Comparison of hydrodynamic simulations with two-shockwave drive target experiments

We consider hydrodynamic continuum simulations to mimic ejecta generation in two-shockwave target experiments [1], where metallic surface is loaded by two successive shock waves. Time of second shock in simulations is determined to match experimental amplitudes at the arrival of the second shock. The negative Atwood number $\left( {A\to -1} \right)$ of ejecta simulations leads to two successive phase inversions of the interface corresponding to the passage of the shocks from heavy to light media in each instance.
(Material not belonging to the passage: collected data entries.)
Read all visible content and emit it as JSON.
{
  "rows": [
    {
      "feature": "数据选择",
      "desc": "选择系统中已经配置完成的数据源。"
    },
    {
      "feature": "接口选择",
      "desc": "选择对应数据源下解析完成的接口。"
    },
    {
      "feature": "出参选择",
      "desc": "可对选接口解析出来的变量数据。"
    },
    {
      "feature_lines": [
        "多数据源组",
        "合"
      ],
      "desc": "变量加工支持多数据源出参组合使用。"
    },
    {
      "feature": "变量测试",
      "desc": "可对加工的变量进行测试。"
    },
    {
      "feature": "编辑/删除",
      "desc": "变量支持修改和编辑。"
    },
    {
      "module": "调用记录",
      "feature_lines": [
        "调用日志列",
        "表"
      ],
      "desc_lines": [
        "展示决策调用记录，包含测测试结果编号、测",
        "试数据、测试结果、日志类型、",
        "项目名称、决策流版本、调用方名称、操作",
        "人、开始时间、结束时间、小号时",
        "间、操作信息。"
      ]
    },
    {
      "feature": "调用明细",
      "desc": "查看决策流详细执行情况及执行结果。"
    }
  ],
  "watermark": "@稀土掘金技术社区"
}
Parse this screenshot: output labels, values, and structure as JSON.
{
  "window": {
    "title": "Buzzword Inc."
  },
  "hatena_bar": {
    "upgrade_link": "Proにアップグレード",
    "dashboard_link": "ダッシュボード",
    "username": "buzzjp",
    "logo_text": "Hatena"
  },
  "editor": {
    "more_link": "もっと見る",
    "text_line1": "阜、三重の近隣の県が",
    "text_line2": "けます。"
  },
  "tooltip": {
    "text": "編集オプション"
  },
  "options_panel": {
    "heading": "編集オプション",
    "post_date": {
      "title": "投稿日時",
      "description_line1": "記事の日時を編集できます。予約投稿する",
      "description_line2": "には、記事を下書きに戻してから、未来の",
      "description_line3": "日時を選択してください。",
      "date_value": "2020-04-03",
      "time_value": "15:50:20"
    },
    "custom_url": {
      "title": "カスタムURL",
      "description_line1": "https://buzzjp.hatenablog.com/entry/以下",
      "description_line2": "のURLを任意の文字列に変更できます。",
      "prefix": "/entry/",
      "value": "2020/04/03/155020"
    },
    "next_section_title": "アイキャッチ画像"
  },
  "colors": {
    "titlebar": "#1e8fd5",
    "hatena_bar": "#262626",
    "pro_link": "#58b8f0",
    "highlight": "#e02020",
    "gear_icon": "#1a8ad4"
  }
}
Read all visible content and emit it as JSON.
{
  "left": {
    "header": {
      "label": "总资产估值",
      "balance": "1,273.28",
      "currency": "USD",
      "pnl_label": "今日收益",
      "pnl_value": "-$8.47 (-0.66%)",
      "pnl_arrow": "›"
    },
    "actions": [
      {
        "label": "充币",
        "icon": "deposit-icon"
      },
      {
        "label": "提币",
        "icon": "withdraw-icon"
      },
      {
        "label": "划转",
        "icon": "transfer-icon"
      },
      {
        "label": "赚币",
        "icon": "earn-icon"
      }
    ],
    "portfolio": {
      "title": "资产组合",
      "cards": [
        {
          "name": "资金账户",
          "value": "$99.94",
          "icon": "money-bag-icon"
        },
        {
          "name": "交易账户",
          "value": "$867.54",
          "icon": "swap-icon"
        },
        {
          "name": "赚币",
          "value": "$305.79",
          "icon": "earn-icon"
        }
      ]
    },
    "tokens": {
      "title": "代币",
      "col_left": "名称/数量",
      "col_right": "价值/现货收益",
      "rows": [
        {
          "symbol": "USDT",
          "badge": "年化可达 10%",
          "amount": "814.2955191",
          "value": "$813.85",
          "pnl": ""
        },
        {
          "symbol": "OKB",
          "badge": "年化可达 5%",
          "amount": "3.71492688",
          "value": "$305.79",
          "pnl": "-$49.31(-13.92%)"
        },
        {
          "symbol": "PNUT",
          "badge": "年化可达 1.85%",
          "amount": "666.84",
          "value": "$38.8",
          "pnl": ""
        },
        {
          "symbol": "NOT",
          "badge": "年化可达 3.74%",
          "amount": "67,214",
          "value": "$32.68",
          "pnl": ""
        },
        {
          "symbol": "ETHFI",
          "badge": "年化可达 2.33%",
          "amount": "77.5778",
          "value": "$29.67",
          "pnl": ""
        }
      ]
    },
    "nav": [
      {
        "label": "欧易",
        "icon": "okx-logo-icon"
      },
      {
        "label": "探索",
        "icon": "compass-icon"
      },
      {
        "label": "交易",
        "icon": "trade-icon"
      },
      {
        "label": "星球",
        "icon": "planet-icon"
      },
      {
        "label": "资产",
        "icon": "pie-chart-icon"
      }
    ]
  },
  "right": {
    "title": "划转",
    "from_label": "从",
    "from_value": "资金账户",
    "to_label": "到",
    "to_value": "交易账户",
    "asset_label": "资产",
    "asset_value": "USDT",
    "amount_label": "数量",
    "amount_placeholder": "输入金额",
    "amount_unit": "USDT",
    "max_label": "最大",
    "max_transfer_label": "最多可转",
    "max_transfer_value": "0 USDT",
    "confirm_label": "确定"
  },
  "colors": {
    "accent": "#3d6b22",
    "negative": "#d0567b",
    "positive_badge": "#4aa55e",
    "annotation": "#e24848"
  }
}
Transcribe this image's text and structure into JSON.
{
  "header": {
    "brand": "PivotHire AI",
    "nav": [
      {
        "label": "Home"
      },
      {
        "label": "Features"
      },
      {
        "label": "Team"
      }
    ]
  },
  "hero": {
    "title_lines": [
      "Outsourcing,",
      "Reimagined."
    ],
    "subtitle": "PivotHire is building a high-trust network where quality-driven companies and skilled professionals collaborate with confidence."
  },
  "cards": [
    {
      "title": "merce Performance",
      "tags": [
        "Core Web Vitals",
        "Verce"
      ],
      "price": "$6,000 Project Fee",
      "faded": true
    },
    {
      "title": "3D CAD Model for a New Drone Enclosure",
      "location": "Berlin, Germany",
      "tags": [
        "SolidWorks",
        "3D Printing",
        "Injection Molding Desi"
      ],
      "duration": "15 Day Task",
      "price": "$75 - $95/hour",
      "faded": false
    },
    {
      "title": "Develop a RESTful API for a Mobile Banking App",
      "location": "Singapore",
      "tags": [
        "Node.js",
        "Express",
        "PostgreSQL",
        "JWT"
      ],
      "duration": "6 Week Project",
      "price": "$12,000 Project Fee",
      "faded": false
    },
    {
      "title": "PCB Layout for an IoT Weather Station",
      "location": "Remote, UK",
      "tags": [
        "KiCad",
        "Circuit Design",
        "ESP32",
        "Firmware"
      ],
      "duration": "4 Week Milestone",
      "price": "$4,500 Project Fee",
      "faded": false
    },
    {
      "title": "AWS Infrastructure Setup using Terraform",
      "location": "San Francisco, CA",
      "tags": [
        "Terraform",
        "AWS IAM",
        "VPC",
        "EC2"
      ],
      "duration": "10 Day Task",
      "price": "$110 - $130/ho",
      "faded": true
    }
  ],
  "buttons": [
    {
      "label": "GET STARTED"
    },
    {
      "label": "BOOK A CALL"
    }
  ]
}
Metallic phase of ejecta (solid/liquid) depends on shock loading pressure in the experiment, and we find that hydrodynamic simulations quantify the liquid phase ejecta physics with a fair degree of accuracy, where RM instability is not suppressed by the strength effect. In particular, we find that our results of free surface velocity, maximum ejecta velocity, and maximum ejecta areal density are in excellent agreement with their experimental counterparts, as well as ejecta models [2,3]. We also comment on the parametric space for hydrodynamic simulations in which they can be used to compare with the target experiments. [1] W. T. Buttler et al., J. Appl. Phys., 116 (2014). [2] Guy Dimonte et al., J. Appl. Phys., 113 (2013). [3] W. T. Buttler et al., J. Fluid Mech., 703 (2012).